Looks super fancy but the recipe seems simple enough for me to tackle! And with croissants! From Make & Takes.


Happy summer crafting! :D


moth patch

Was looking for a perfect moth patch for my jeans jacket but couldn’t find one that I liked, so I decided to crochet one!

Made with a 2.5mm hook and some sport weight cotton. I made the two larger wings and the middle part separately, then sewed them together. I used a lot of fabric glue on the back to stick down the yarn ends. It was a fun one evening project!

Here it is on my jeans jacket :D

Happy June!



It’s finally done! :D :D :D

It’s probably the most complicated knitting project I’ve tried yet! But it was tons of fun, and the pattern actually leaves a lot of room for customization and altering stitch patterns. Like the garter stitch ridges I have on one sleeve, and the couple of rows of stockinette at the bottom of the sweater.

Mike made this while editing the photos *laughing with tears emoticon*

Indeed! It used up a lot of my very old stash. I actually inherited scraps of the variegating orange, purple and blue from my mom, who probably bought the yarn in the late 90s.

I’ve never read Ursula Le Guin’s Earthsea series, only saw the animated adaptation by Studio Ghibli, but thought it’s a fitting name for the sweater with its shape and colours. I’d like to read the books one day.

Wishing you a fantastic week!


this week’s awesome finds

Also nice for layering in the fall with a fuzzier yarn I think! Beach robe by Two of Wands.


Cheerful origami cacti, links to diagram in Bluebells Design’s post!


The cutest chairs have paws. Pattern from Let’s Knit (email signup required to download).


This is ingenious! A jellyfish cap for air plant by One Dog Woof.


This cat sweater! Paid pattern by Knit Picks.


Looks like a speedy project and super squishy. Bunny slippers by Persia Lou.


Brilliant egg cozies for summer brunch-time. I love the pom pom flowers :) By Twinkie Chan.


For us cat admirers who’re allergic, the coziness of a cat scarf without a real cat! From A Beautiful Mess.

Happy weekend, everyone!


wip monday

About a week ago I finished the body of the Enchanted Mesa sweater! 

And I’ve been working on the sleeves since. I decided to knit them flat, because while I was trying to find a tutorial about picking up stitches for sleeves and using the magic loop at the same time, I read on a blog that knitting small circumference while dragging the entire sweater around and around is a pain. And the time it takes to fiddle with the stitches with a magic loop would probably be the same as seaming the sleeves later. I can totally imagine that. 

The one sleeve has different colour stripes, the other has garter ridges. I’m currently working on the last couple of inches of the second sleeves! :D

Have a happy week!


tea runs in my veins

I got a new clear phone case and was for a long time looking for the perfect decal to put on the phone. I wanted either a pile of cats or one simple black cat, but I couldn’t find anything I liked with the right size. So one day I just got frustrated and decided to make my own. I got some origami paper and a clunky utility knife and was just going to experiment, but this creature appeared. It has the perfect grumpy look!
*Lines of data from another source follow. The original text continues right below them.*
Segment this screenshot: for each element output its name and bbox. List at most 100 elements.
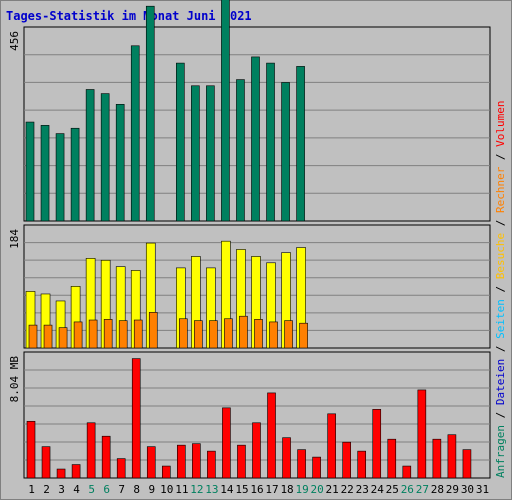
bar-anfragen xyxy=(221,0,230,222)
bar-rechner xyxy=(179,318,188,349)
bar-volumen xyxy=(222,407,231,479)
bar-volumen xyxy=(101,435,111,479)
day-tick-label: 26 xyxy=(401,483,414,496)
day-tick-label: 12 xyxy=(190,483,203,496)
legend-item: Dateien xyxy=(494,359,507,405)
bar-volumen xyxy=(116,458,126,479)
bar-anfragen xyxy=(40,125,50,222)
day-tick-label: 23 xyxy=(356,483,369,496)
bar-volumen xyxy=(387,438,397,479)
day-tick-label: 19 xyxy=(295,483,308,496)
bar-anfragen xyxy=(100,93,110,222)
day-tick-label: 13 xyxy=(205,483,218,496)
legend-item: / xyxy=(494,279,507,299)
bar-rechner xyxy=(209,320,218,349)
bar-anfragen xyxy=(115,104,125,222)
bar-rechner xyxy=(284,320,293,349)
day-tick-label: 17 xyxy=(265,483,278,496)
bar-anfragen xyxy=(206,85,215,222)
day-tick-label: 29 xyxy=(446,483,459,496)
bar-volumen xyxy=(177,444,186,479)
bar-anfragen xyxy=(145,5,155,222)
legend-item: Rechner xyxy=(494,166,507,213)
day-tick-label: 11 xyxy=(175,483,188,496)
day-tick-label: 30 xyxy=(461,483,474,496)
bar-rechner xyxy=(148,312,158,349)
bar-anfragen xyxy=(70,127,80,222)
day-tick-label: 14 xyxy=(220,483,234,496)
bar-anfragen xyxy=(296,66,305,222)
bar-rechner xyxy=(254,319,263,349)
day-tick-label: 8 xyxy=(133,483,140,496)
day-tick-label: 10 xyxy=(160,483,173,496)
axis-max-label: 456 xyxy=(8,31,21,51)
bar-volumen xyxy=(372,409,382,479)
bar-anfragen xyxy=(25,121,35,222)
bar-volumen xyxy=(161,465,171,479)
bar-anfragen xyxy=(130,45,140,222)
bar-volumen xyxy=(86,422,96,479)
bar-volumen xyxy=(432,438,442,479)
legend-item: / xyxy=(494,147,507,167)
day-tick-label: 24 xyxy=(371,483,385,496)
bar-anfragen xyxy=(281,82,290,222)
day-tick-label: 31 xyxy=(476,483,489,496)
bar-volumen xyxy=(252,422,261,479)
day-tick-label: 3 xyxy=(58,483,65,496)
bar-volumen xyxy=(146,446,156,479)
day-tick-label: 28 xyxy=(431,483,444,496)
bar-anfragen xyxy=(251,56,260,222)
legend-item: / xyxy=(494,405,507,425)
bar-volumen xyxy=(26,420,36,479)
day-tick-label: 4 xyxy=(73,483,80,496)
bar-anfragen xyxy=(191,85,200,222)
bar-volumen xyxy=(462,449,472,479)
bar-volumen xyxy=(447,434,457,479)
bar-rechner xyxy=(43,324,53,349)
bar-anfragen xyxy=(236,79,245,222)
day-tick-label: 5 xyxy=(88,483,95,496)
bar-volumen xyxy=(417,389,427,479)
legend-item: Anfragen xyxy=(494,425,507,478)
bar-volumen xyxy=(56,468,66,479)
bar-volumen xyxy=(267,392,276,479)
bar-rechner xyxy=(269,321,278,349)
day-tick-label: 18 xyxy=(280,483,293,496)
day-tick-label: 27 xyxy=(416,483,429,496)
bar-rechner xyxy=(103,319,113,349)
day-tick-label: 7 xyxy=(118,483,125,496)
bar-rechner xyxy=(133,319,143,349)
bar-volumen xyxy=(131,358,141,479)
bar-rechner xyxy=(239,315,248,349)
day-tick-label: 15 xyxy=(235,483,248,496)
day-tick-label: 22 xyxy=(341,483,354,496)
bar-volumen xyxy=(207,450,216,479)
day-tick-label: 25 xyxy=(386,483,399,496)
legend-item: / xyxy=(494,213,507,233)
day-tick-label: 6 xyxy=(103,483,110,496)
axis-max-label: 184 xyxy=(8,229,21,249)
bar-volumen xyxy=(312,456,321,479)
chart-title: Tages-Statistik im Monat Juni 2021 xyxy=(6,9,252,23)
bar-volumen xyxy=(282,437,291,479)
legend-item: Volumen xyxy=(494,100,507,146)
bar-rechner xyxy=(88,319,98,349)
day-tick-label: 1 xyxy=(28,483,35,496)
day-tick-label: 2 xyxy=(43,483,50,496)
day-tick-label: 21 xyxy=(326,483,339,496)
bar-rechner xyxy=(73,321,83,349)
bar-rechner xyxy=(194,320,203,349)
bar-rechner xyxy=(299,322,308,349)
bar-rechner xyxy=(118,320,128,349)
axis-max-label: 8.04 MB xyxy=(8,356,21,403)
bar-anfragen xyxy=(266,62,275,222)
bar-rechner xyxy=(224,318,233,349)
bar-volumen xyxy=(237,444,246,479)
legend-text: Anfragen / Dateien / Seiten / Besuche / … xyxy=(494,100,507,478)
bar-volumen xyxy=(192,443,201,479)
day-tick-label: 20 xyxy=(311,483,324,496)
bar-anfragen xyxy=(176,62,185,222)
bar-rechner xyxy=(28,324,38,349)
bar-volumen xyxy=(41,446,51,479)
And I sandwiched it between the phone case and the phone :D

I thought he’d also make a nice desktop companion. So I asked Mike to make a few wallpapers to share :)





I think the phone one works best on the lock screen. Just click on the size you want to save the image.* 

To quote Dr. Ogden from Murdoch Mysteries: “The brain requires a constant flow of oxygen..or tea!”

Have a happy weekend, everyone!


*A friendly reminder: my images are for personal use only, please don’t repost the images without crediting this blog, and please absolutely don’t sell the images.